I’m just very uncomfortable with the idea of encouraging people to think certain conditions need to be in place before you can write, that it has to be a particular time of year or you need to chart your progress or whatever. You know what you need in order to write?
*a writing implement
So don’t get the idea in your head that NaNo is the only time you can write a book, because that’s preposterous (see? I can use big words).
I don’t think NaNo is necessarily a bad program. But I don’t think it’s the be-all end-all either, and I think it can harm new writers. (Also, 50k words is not a novel.)

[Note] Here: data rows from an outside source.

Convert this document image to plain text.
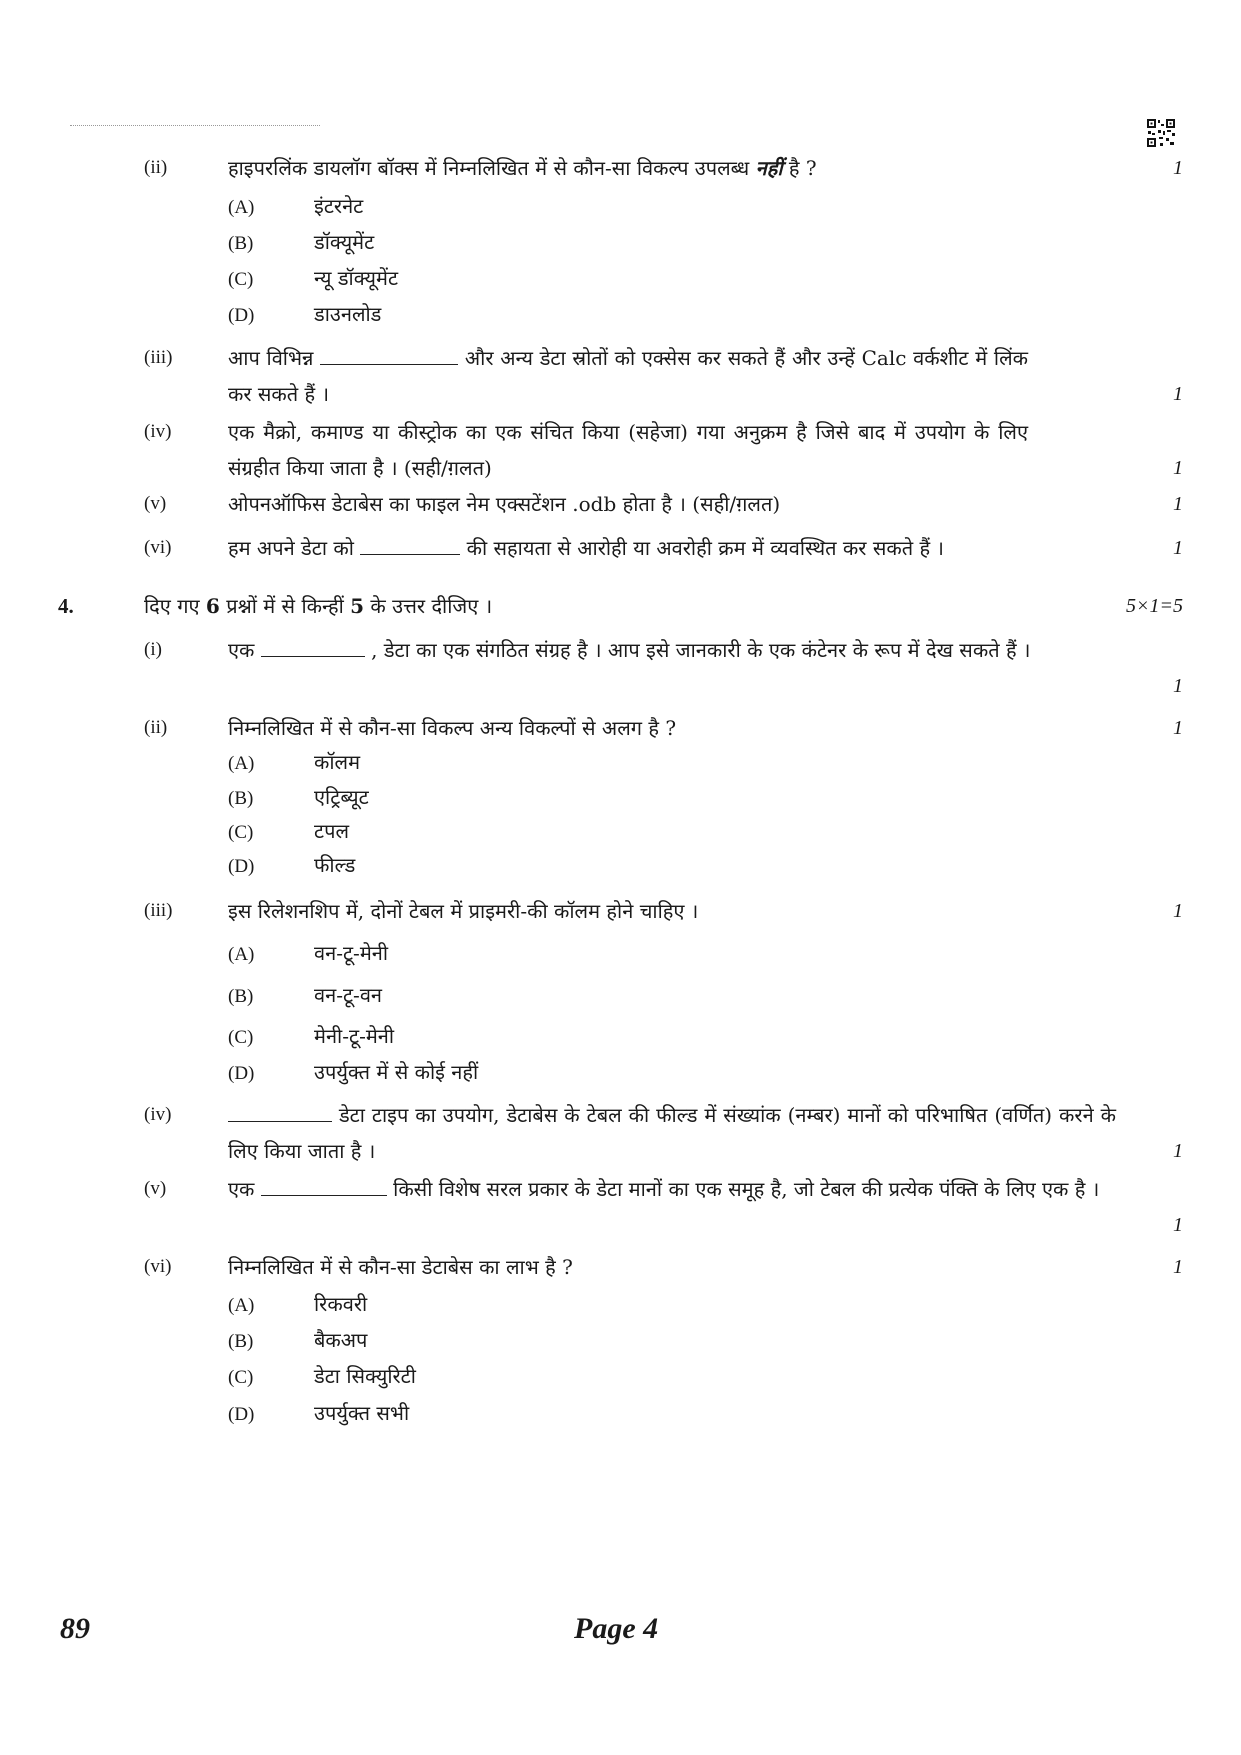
(ii)	हाइपरलिंक डायलॉग बॉक्स में निम्नलिखित में से कौन-सा विकल्प उपलब्ध नहीं है ?	1
(A)	इंटरनेट
(B)	डॉक्यूमेंट
(C)	न्यू डॉक्यूमेंट
(D)	डाउनलोड
(iii)	आप विभिन्न	और अन्य डेटा स्रोतों को एक्सेस कर सकते हैं और उन्हें Calc वर्कशीट में लिंक कर सकते हैं ।	1
(iv)	एक मैक्रो, कमाण्ड या कीस्ट्रोक का एक संचित किया (सहेजा) गया अनुक्रम है जिसे बाद में उपयोग के लिए संग्रहीत किया जाता है । (सही/ग़लत)	1
(v)	ओपनऑफिस डेटाबेस का फाइल नेम एक्सटेंशन .odb होता है । (सही/ग़लत)	1
(vi)	हम अपने डेटा को	की सहायता से आरोही या अवरोही क्रम में व्यवस्थित कर सकते हैं ।	1
4.	दिए गए 6 प्रश्नों में से किन्हीं 5 के उत्तर दीजिए ।	5×1=5
(i)	एक	, डेटा का एक संगठित संग्रह है । आप इसे जानकारी के एक कंटेनर के रूप में देख सकते हैं ।
1
(ii)	निम्नलिखित में से कौन-सा विकल्प अन्य विकल्पों से अलग है ?	1
(A)	कॉलम
(B)	एट्रिब्यूट
(C)	टपल
(D)	फील्ड
(iii)	इस रिलेशनशिप में, दोनों टेबल में प्राइमरी-की कॉलम होने चाहिए ।	1
(A)	वन-टू-मेनी
(B)	वन-टू-वन
(C)	मेनी-टू-मेनी
(D)	उपर्युक्त में से कोई नहीं
(iv)	डेटा टाइप का उपयोग, डेटाबेस के टेबल की फील्ड में संख्यांक (नम्बर) मानों को परिभाषित (वर्णित) करने के लिए किया जाता है ।	1
(v)	एक	किसी विशेष सरल प्रकार के डेटा मानों का एक समूह है, जो टेबल की प्रत्येक पंक्ति के लिए एक है ।
1
(vi)	निम्नलिखित में से कौन-सा डेटाबेस का लाभ है ?	1
(A)	रिकवरी
(B)	बैकअप
(C)	डेटा सिक्युरिटी
(D)	उपर्युक्त सभी
89	Page 4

You know what else you need? A sense of your own story and what you want. I’ve been having some issues with this lately. You know that as a rule I don’t give writing advice. I certainly don’t think I’ve reached the level of skill and fame that means people would want to take my words to heart.
But you know what? There’s another reason I don’t give a lot of advice, and it’s this: Nobody can do it for you. Nobody can give you the secret of writing good characters or strong stories. Nobody can tell you how to make your story work. Nobody can tell you what story you should be writing (obviously, with some exceptions, because your editors can tell you whatever they want, but we’re talking about other writers.) Show up somewhere–a writer’s forum, an email loop, a blog, and start saying things like, “How do I make this character work?” or “How do I get people to want to read my book?” and expect that you’ll get an answer like, “Write it well.”
There is no magic bullet for writing. There’s no puzzle box or computer that will spit the words out in perfect order and create sympathetic, quirky, adorable characters who also do martial arts or whatever it is you want. That’s not going to happen. You have to do it yourself. And I’m tired of seeing people give that advice–or giving it myself–and getting pissy replies in return, like “But that doesn’t help me. I want to know HOW.”
The answer to that is the same as it is for every other writing question. Read a lot. Write a lot. Write the story you want to write. repeat quite a few times. Nobody is going to hand you the golden key, you need to work hard and find it yourself. So if you’re going to ask other people to basically do your work for you and then get pissy with them when they take time away from their own work to try and help you, bugger off and stop wasting both of our time.
Damn, I’m grumpy today, what’s up with that?